I slowly make it to the front of the line, carefully dropping the boxes of powdered sugary goodness onto the counter before fishing for my wallet. I blow a few stray hairs out of my vision before glancing up—a familiar face greets me from behind the register.

"Morning, Janet."

Janet's head shoots up, her curly red hair bouncing underneath its hair net as if it were trying to break free. "Rory, hun! How are ya?"

Janet had worked at the campus cafeteria since my second year. She was a feisty, firecracker of a woman who'd always gift me free coffees every Tuesday morning before my classes in exchange for the subscription of the Cosmopolitan Magazine I'd get sent every month. She supported my caffeine addiction whilst I supported her sex magazine reading obsession. I think that's why we got along so well; we reinforced each other's needs.

"I'm good! October's subscription should be coming soon." I mutter, dishing out a 20-pound note from my wallet. Janet's warm smile meets my vision before she looks down at the items on the till and then right back up. Her face quickly changes to a look of disappointment, as if she were my mother, scolding me for something I'd done wrong. "Aw, come on Janet. Don't look at me like that. You were the only one who didn't judge me for my bad food habits."
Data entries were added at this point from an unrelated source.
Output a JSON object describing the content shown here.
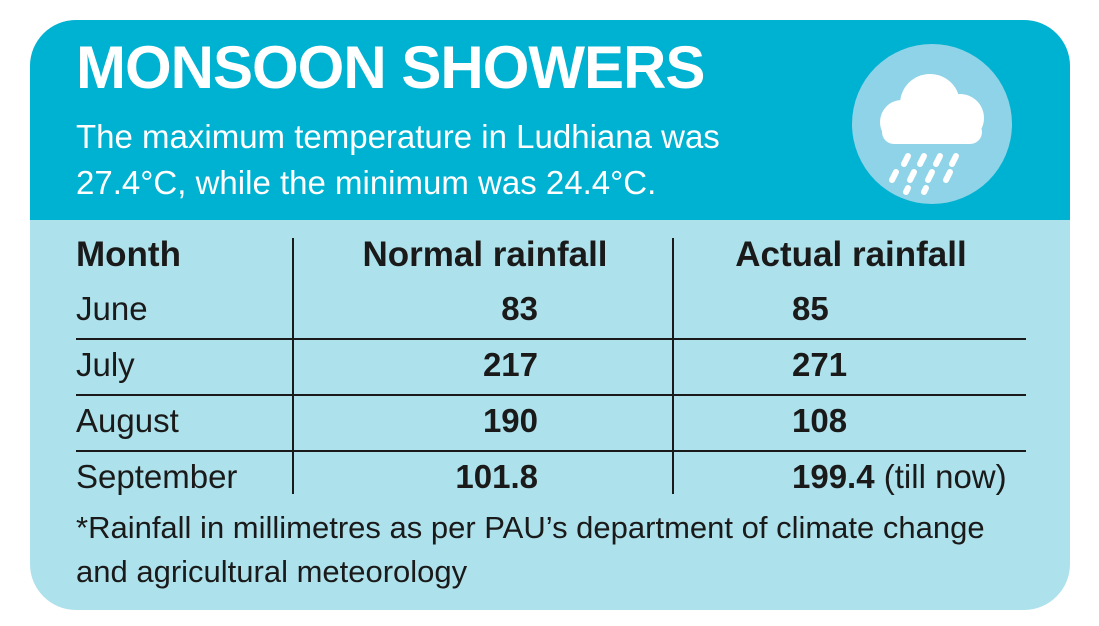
{
  "header": {
    "title": "MONSOON SHOWERS",
    "subtitle": "The maximum temperature in Ludhiana was 27.4°C, while the minimum was 24.4°C.",
    "icon": "rain-cloud-icon",
    "background_color": "#00b2d1"
  },
  "table": {
    "columns": [
      "Month",
      "Normal rainfall",
      "Actual rainfall"
    ],
    "rows": [
      {
        "month": "June",
        "normal": "83",
        "actual": "85",
        "note": ""
      },
      {
        "month": "July",
        "normal": "217",
        "actual": "271",
        "note": ""
      },
      {
        "month": "August",
        "normal": "190",
        "actual": "108",
        "note": ""
      },
      {
        "month": "September",
        "normal": "101.8",
        "actual": "199.4",
        "note": "(till now)"
      }
    ]
  },
  "footnote": "*Rainfall in millimetres as per PAU’s department of climate change and agricultural meteorology",
  "colors": {
    "body_background": "#ade1eb",
    "header_background": "#00b2d1",
    "icon_circle": "#8fd3e8"
  }
}
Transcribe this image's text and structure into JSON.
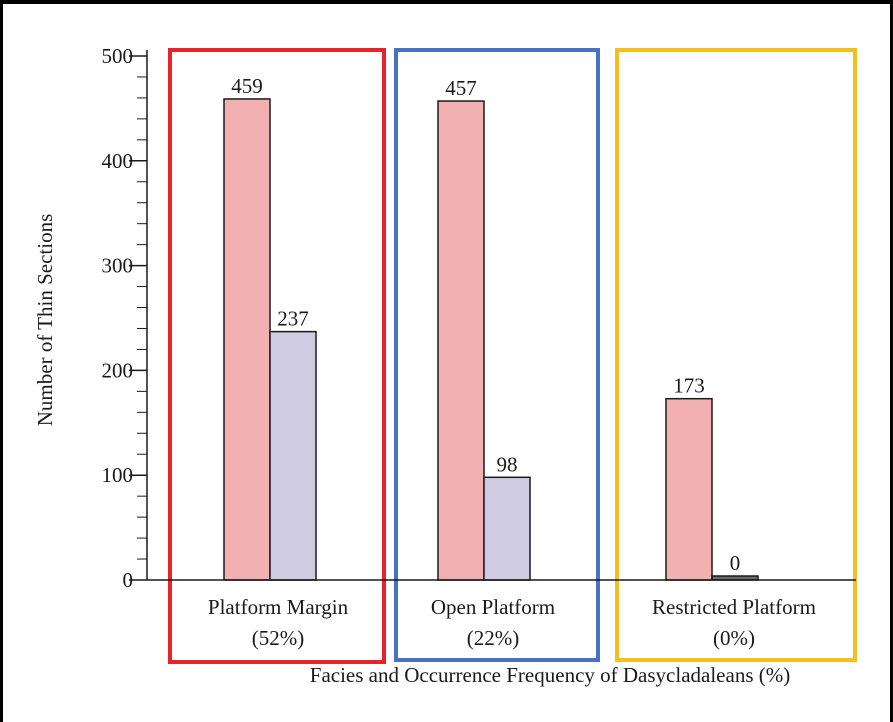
{
  "chart_data": {
    "type": "bar",
    "title": "",
    "xlabel": "Facies and Occurrence Frequency of Dasycladaleans (%)",
    "ylabel": "Number of Thin Sections",
    "ylim": [
      0,
      500
    ],
    "yticks": [
      "0",
      "100",
      "200",
      "300",
      "400",
      "500"
    ],
    "grid": false,
    "legend": "none",
    "groups": [
      {
        "name": "Platform Margin",
        "frequency": "(52%)",
        "box_color": "#e8232a",
        "values": [
          459,
          237
        ]
      },
      {
        "name": "Open Platform",
        "frequency": "(22%)",
        "box_color": "#4674c2",
        "values": [
          457,
          98
        ]
      },
      {
        "name": "Restricted Platform",
        "frequency": "(0%)",
        "box_color": "#f5bf1b",
        "values": [
          173,
          0
        ]
      }
    ],
    "series_colors": [
      "#f2b0b0",
      "#cecbe3"
    ],
    "value_labels": [
      [
        "459",
        "237"
      ],
      [
        "457",
        "98"
      ],
      [
        "173",
        "0"
      ]
    ]
  }
}
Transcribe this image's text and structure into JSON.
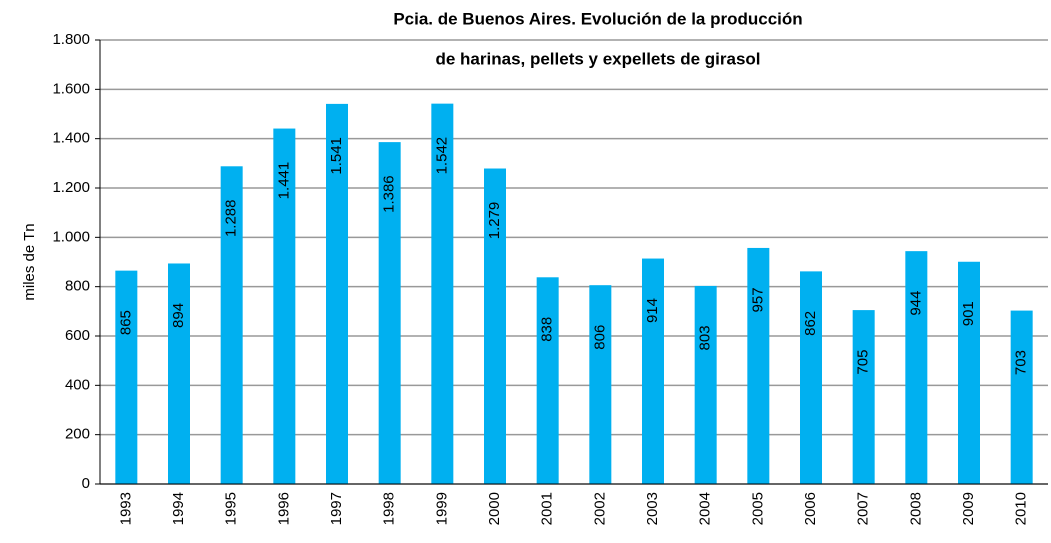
{
  "chart_data": {
    "type": "bar",
    "title": [
      "Pcia. de Buenos Aires. Evolución de la producción",
      "de harinas, pellets y expellets de girasol"
    ],
    "y_label": "miles de Tn",
    "categories": [
      "1993",
      "1994",
      "1995",
      "1996",
      "1997",
      "1998",
      "1999",
      "2000",
      "2001",
      "2002",
      "2003",
      "2004",
      "2005",
      "2006",
      "2007",
      "2008",
      "2009",
      "2010"
    ],
    "values": [
      865,
      894,
      1288,
      1441,
      1541,
      1386,
      1542,
      1279,
      838,
      806,
      914,
      803,
      957,
      862,
      705,
      944,
      901,
      703
    ],
    "value_labels": [
      "865",
      "894",
      "1.288",
      "1.441",
      "1.541",
      "1.386",
      "1.542",
      "1.279",
      "838",
      "806",
      "914",
      "803",
      "957",
      "862",
      "705",
      "944",
      "901",
      "703"
    ],
    "color": "#00b0f0",
    "ylim": [
      0,
      1800
    ],
    "yticks": [
      0,
      200,
      400,
      600,
      800,
      {
        "value": 1000,
        "label": "1.000"
      },
      {
        "value": 1200,
        "label": "1.200"
      },
      {
        "value": 1400,
        "label": "1.400"
      },
      {
        "value": 1600,
        "label": "1.600"
      },
      {
        "value": 1800,
        "label": "1.800"
      }
    ],
    "grid": true
  }
}
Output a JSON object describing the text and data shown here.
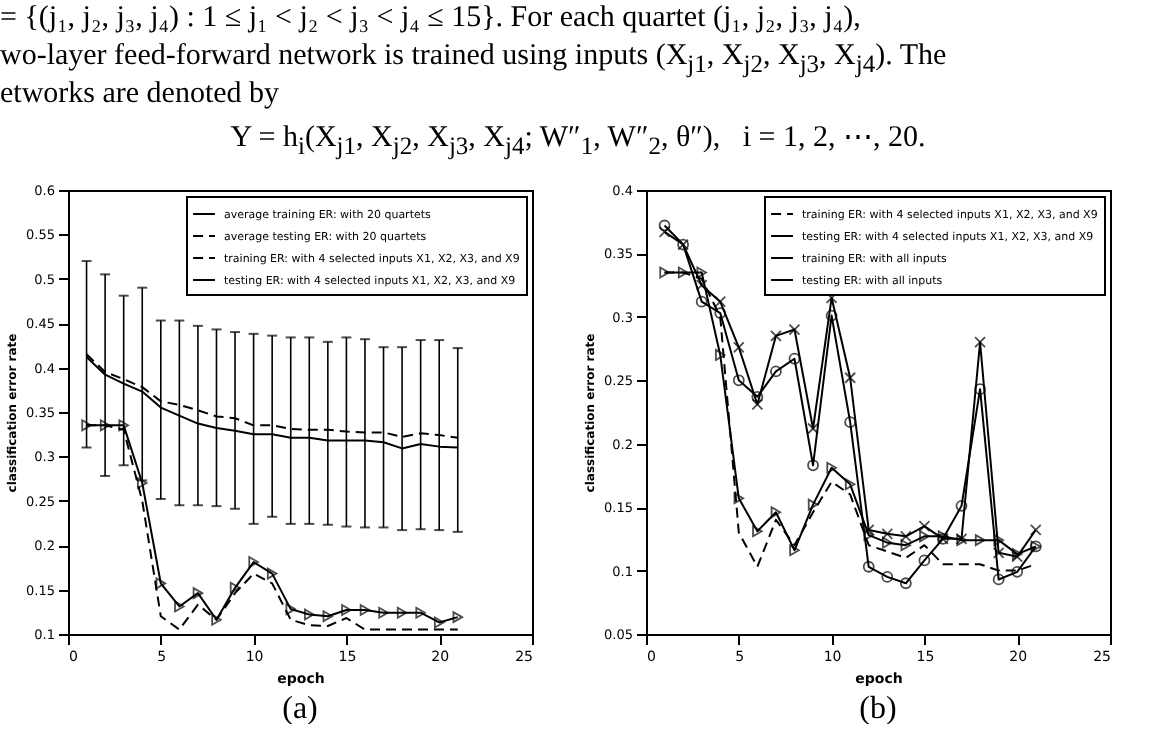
{
  "chart_data": [
    {
      "type": "other",
      "annotations": [
        "= {(j₁, j₂, j₃, j₄) : 1 ≤ j₁ < j₂ < j₃ < j₄ ≤ 15}. For each quartet (j₁, j₂, j₃, j₄),",
        "wo-layer feed-forward network is trained using inputs (X$_{j1}$, X$_{j2}$, X$_{j3}$, X$_{j4}$). The",
        "etworks are denoted by",
        "Y = h$_{i}$(X$_{j1}$, X$_{j2}$, X$_{j3}$, X$_{j4}$; W″$_{1}$, W″$_{2}$, θ″),   i = 1, 2, ⋯, 20."
      ]
    },
    {
      "type": "line",
      "xlabel": "epoch",
      "ylabel": "classification error rate",
      "annotations": [
        "(a)"
      ],
      "legend": "top right",
      "xlim": [
        0,
        25
      ],
      "xticks": [
        0,
        5,
        10,
        15,
        20,
        25
      ],
      "ylim": [
        0.1,
        0.6
      ],
      "yticks": [
        0.1,
        0.15,
        0.2,
        0.25,
        0.3,
        0.35,
        0.4,
        0.45,
        0.5,
        0.55,
        0.6
      ],
      "x": [
        1,
        2,
        3,
        4,
        5,
        6,
        7,
        8,
        9,
        10,
        11,
        12,
        13,
        14,
        15,
        16,
        17,
        18,
        19,
        20,
        21
      ],
      "series": [
        {
          "name": "average training ER: with 20 quartets",
          "color": "#000000",
          "line_style": "solid",
          "marker": "none",
          "values": [
            0.412,
            0.392,
            0.382,
            0.373,
            0.355,
            0.346,
            0.337,
            0.332,
            0.329,
            0.325,
            0.325,
            0.321,
            0.321,
            0.318,
            0.318,
            0.318,
            0.316,
            0.309,
            0.314,
            0.311,
            0.31
          ],
          "errors": [
            [
              0.31,
              0.52
            ],
            [
              0.278,
              0.505
            ],
            [
              0.29,
              0.481
            ],
            [
              0.273,
              0.49
            ],
            [
              0.252,
              0.453
            ],
            [
              0.245,
              0.453
            ],
            [
              0.245,
              0.447
            ],
            [
              0.244,
              0.443
            ],
            [
              0.241,
              0.44
            ],
            [
              0.224,
              0.438
            ],
            [
              0.232,
              0.436
            ],
            [
              0.224,
              0.434
            ],
            [
              0.224,
              0.434
            ],
            [
              0.223,
              0.429
            ],
            [
              0.221,
              0.434
            ],
            [
              0.22,
              0.432
            ],
            [
              0.22,
              0.423
            ],
            [
              0.217,
              0.423
            ],
            [
              0.218,
              0.431
            ],
            [
              0.217,
              0.431
            ],
            [
              0.215,
              0.422
            ]
          ]
        },
        {
          "name": "average testing ER: with 20 quartets",
          "color": "#000000",
          "line_style": "dashed",
          "marker": "none",
          "values": [
            0.415,
            0.395,
            0.387,
            0.378,
            0.362,
            0.358,
            0.352,
            0.345,
            0.343,
            0.335,
            0.335,
            0.331,
            0.33,
            0.33,
            0.328,
            0.327,
            0.327,
            0.322,
            0.326,
            0.324,
            0.321
          ]
        },
        {
          "name": "training ER: with 4 selected inputs X1, X2, X3, and X9",
          "color": "#000000",
          "line_style": "dashed",
          "marker": "none",
          "values": [
            0.335,
            0.335,
            0.33,
            0.25,
            0.12,
            0.105,
            0.133,
            0.116,
            0.146,
            0.168,
            0.157,
            0.116,
            0.11,
            0.109,
            0.118,
            0.105,
            0.105,
            0.105,
            0.105,
            0.105,
            0.105
          ]
        },
        {
          "name": "testing ER: with 4 selected inputs X1, X2, X3, and X9",
          "color": "#000000",
          "line_style": "solid",
          "marker": "triangle",
          "values": [
            0.335,
            0.335,
            0.335,
            0.27,
            0.157,
            0.131,
            0.146,
            0.116,
            0.152,
            0.181,
            0.168,
            0.128,
            0.122,
            0.12,
            0.127,
            0.127,
            0.124,
            0.124,
            0.124,
            0.113,
            0.119
          ]
        }
      ]
    },
    {
      "type": "line",
      "xlabel": "epoch",
      "ylabel": "classification error rate",
      "annotations": [
        "(b)"
      ],
      "legend": "top right",
      "xlim": [
        0,
        25
      ],
      "xticks": [
        0,
        5,
        10,
        15,
        20,
        25
      ],
      "ylim": [
        0.05,
        0.4
      ],
      "yticks": [
        0.05,
        0.1,
        0.15,
        0.2,
        0.25,
        0.3,
        0.35,
        0.4
      ],
      "x": [
        1,
        2,
        3,
        4,
        5,
        6,
        7,
        8,
        9,
        10,
        11,
        12,
        13,
        14,
        15,
        16,
        17,
        18,
        19,
        20,
        21
      ],
      "series": [
        {
          "name": "training ER: with 4 selected inputs X1, X2, X3, and X9",
          "color": "#000000",
          "line_style": "dashed",
          "marker": "none",
          "values": [
            0.335,
            0.335,
            0.33,
            0.3,
            0.13,
            0.103,
            0.14,
            0.12,
            0.146,
            0.17,
            0.16,
            0.12,
            0.115,
            0.11,
            0.12,
            0.105,
            0.105,
            0.105,
            0.1,
            0.1,
            0.105
          ]
        },
        {
          "name": "testing ER: with 4 selected inputs X1, X2, X3, and X9",
          "color": "#000000",
          "line_style": "solid",
          "marker": "triangle",
          "values": [
            0.335,
            0.335,
            0.335,
            0.27,
            0.157,
            0.131,
            0.146,
            0.116,
            0.152,
            0.181,
            0.168,
            0.128,
            0.122,
            0.12,
            0.127,
            0.127,
            0.124,
            0.124,
            0.124,
            0.113,
            0.119
          ]
        },
        {
          "name": "training ER: with all inputs",
          "color": "#000000",
          "line_style": "solid",
          "marker": "circle",
          "values": [
            0.372,
            0.357,
            0.312,
            0.303,
            0.25,
            0.237,
            0.257,
            0.267,
            0.183,
            0.301,
            0.217,
            0.103,
            0.095,
            0.09,
            0.108,
            0.125,
            0.151,
            0.243,
            0.093,
            0.099,
            0.119
          ]
        },
        {
          "name": "testing ER: with all inputs",
          "color": "#000000",
          "line_style": "solid",
          "marker": "cross",
          "values": [
            0.367,
            0.357,
            0.325,
            0.312,
            0.276,
            0.231,
            0.285,
            0.29,
            0.212,
            0.315,
            0.252,
            0.132,
            0.129,
            0.127,
            0.135,
            0.125,
            0.125,
            0.28,
            0.114,
            0.111,
            0.132
          ]
        }
      ]
    }
  ]
}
My friends (especially Niall) gave me shit on a daily basis for the amount of junk food I consumed. It isn't normal, they'd say, but I didn't care— I'd rather have hundreds of calories and sugar going into my body than something that tasted like rabbit food and grass. I think my digestive system secretly thanked me for allowing it to taste such delicious nutrition, whilst in return, I liked to thank my fast metabolism for allowing me to savour my food and not have to run on those damn treadmills every day.

Last week, my friends had challenged me to a bet; if I could last 7 days straight without eating anything remotely toxic to my body, I would win 50 pounds. Of course, me being the most stubborn and challenging person on earth, I agreed thinking that I was going to be laughing straight to the bank with that prize money.

I was wrong, so wrong. I had no willpower. It was only the second day and here I was buying four containers of high-caloried sweets, planning on eating them all by myself the minute I would get home from my morning lecture. But, what they didn't know wouldn't kill them and she knew if there was one person who'd have her back in a situation like this, it was Janet.